Ganji R.1, Zarifian A.2, Ganji S.1, Ghaboulian N.1
1Sina Hospital, Department of Orthopedics, Mashhad, Iran, Islamic Republic of, 2Mashhad University of Medical Sciences, Orthopedic Research Center, Mashhad, Iran, Islamic Republic of

Introduction: There is controversy regarding whether it is more advantageous to perform simultaneous bilateral total knee arthroplasty (SBTKA) or staged TKA. On the one hand, SBTKA leads to better recovery, shorter hospital stay, less costs, and requiring anesthesia once. On the other hand, some surgeons believe that SBTKA has a higher chance of complications and mandates careful patient selection.
Objectives: An important yet neglected point in this regard is that patients with severe bilateral deformity who have balanced gait should be exclusively treated with SBTKA. Staged TKA approach in such patients might result in an imbalanced gait and more difficulty walking, which in turn leads to further complications, i.e. falling, hip fractures, and peri-prosthetic fractures. Moreover, patients put more pressure and weight on the operated knee, which reduces the longevity of prosthesis. This problem is more critical in developing countries, where TKA is not well received by patients. Therefore, performing unilateral TKA and postponing the other side for later stages would reduce the patient satisfaction and might end in forgoing the second TKA. This often results in aggravated arthritis in the non-operated knee and complications in the prosthesis.

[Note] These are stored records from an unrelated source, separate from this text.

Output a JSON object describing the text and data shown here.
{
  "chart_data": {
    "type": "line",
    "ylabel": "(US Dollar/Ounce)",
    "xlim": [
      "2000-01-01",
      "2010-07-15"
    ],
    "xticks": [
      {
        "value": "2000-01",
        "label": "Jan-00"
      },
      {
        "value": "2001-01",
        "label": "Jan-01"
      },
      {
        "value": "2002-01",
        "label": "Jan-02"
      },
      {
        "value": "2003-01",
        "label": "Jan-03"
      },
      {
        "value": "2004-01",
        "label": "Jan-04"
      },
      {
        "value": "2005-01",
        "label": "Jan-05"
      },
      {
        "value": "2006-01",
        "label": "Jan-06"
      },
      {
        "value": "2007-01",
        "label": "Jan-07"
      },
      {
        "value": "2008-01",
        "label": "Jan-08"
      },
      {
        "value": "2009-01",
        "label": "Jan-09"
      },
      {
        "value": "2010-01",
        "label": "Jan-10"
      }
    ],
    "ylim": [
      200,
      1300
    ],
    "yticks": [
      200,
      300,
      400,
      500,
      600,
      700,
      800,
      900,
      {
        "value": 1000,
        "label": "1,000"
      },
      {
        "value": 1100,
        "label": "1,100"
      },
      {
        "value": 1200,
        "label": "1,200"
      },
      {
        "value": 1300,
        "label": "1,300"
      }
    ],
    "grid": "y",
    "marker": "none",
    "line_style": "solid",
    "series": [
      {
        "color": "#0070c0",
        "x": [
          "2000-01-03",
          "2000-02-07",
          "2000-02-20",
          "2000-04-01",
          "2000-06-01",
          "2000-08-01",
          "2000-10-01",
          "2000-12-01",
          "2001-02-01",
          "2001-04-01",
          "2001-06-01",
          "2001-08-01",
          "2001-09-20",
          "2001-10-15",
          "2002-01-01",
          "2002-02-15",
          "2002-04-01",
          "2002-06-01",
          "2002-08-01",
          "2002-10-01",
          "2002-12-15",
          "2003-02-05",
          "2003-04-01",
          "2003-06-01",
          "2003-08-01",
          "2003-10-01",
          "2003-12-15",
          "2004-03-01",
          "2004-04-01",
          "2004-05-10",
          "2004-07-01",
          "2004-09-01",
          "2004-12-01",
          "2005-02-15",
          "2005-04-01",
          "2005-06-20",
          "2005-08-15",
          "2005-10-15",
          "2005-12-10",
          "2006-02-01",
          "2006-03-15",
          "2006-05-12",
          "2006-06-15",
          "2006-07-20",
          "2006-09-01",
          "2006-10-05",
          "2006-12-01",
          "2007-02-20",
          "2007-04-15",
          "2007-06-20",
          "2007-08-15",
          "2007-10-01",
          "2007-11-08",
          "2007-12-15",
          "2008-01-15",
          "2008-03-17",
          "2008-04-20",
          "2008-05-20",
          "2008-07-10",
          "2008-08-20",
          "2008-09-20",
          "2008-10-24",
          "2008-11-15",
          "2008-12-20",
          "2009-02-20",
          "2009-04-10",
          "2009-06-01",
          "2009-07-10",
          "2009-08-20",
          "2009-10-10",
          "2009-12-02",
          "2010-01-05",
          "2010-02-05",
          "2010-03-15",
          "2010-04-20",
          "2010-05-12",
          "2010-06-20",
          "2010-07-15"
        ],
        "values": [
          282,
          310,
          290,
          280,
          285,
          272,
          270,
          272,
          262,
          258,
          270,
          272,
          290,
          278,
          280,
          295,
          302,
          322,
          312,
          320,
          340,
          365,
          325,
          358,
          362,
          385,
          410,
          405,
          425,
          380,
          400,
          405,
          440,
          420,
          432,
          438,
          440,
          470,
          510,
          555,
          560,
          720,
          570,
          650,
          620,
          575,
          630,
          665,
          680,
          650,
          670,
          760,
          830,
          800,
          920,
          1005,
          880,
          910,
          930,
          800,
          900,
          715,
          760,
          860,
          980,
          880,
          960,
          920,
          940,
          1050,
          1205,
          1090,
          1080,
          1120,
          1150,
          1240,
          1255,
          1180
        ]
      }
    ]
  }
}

Aims: We intend to assess the necessity of SBTKA in patients with severe deformity who referred to our clinic for TKA.
Methods: In this ethically approved cross-sectional prospective study, we included all knees operated in our center during Mach 2016-April 2017. All TKAs performed by one single surgeon were extracted from a single-center database comprising over 5000 TKA operations. Outcome was measured by severity of deformity, need for SBTKA (bilateral deformity), and referring of patients for second TKA during a 2-year follow-up.
Results: Overall, 672 patients were operated, of whom 86.7% were female. The mean age was 66.78±7.21 years. Of 672 patients, 63 (36.62%) had bilateral severe (>15 deg) deformity and were operated bilaterally. Unilateral TKA was done in 156 (25.63%) patients, among whom 54 (34.6%) needed TKA for both sides according to physical exam and imaging. However, only 15 (27.7%) referred for the second TKA.
Conclusion: It seems necessary to perform SBTKA in patients with severe deformities, even if the patients are high-risk. It might be better to reconsider performing TKA than to perform staged unilateral TKA in patients suffering from such deformities.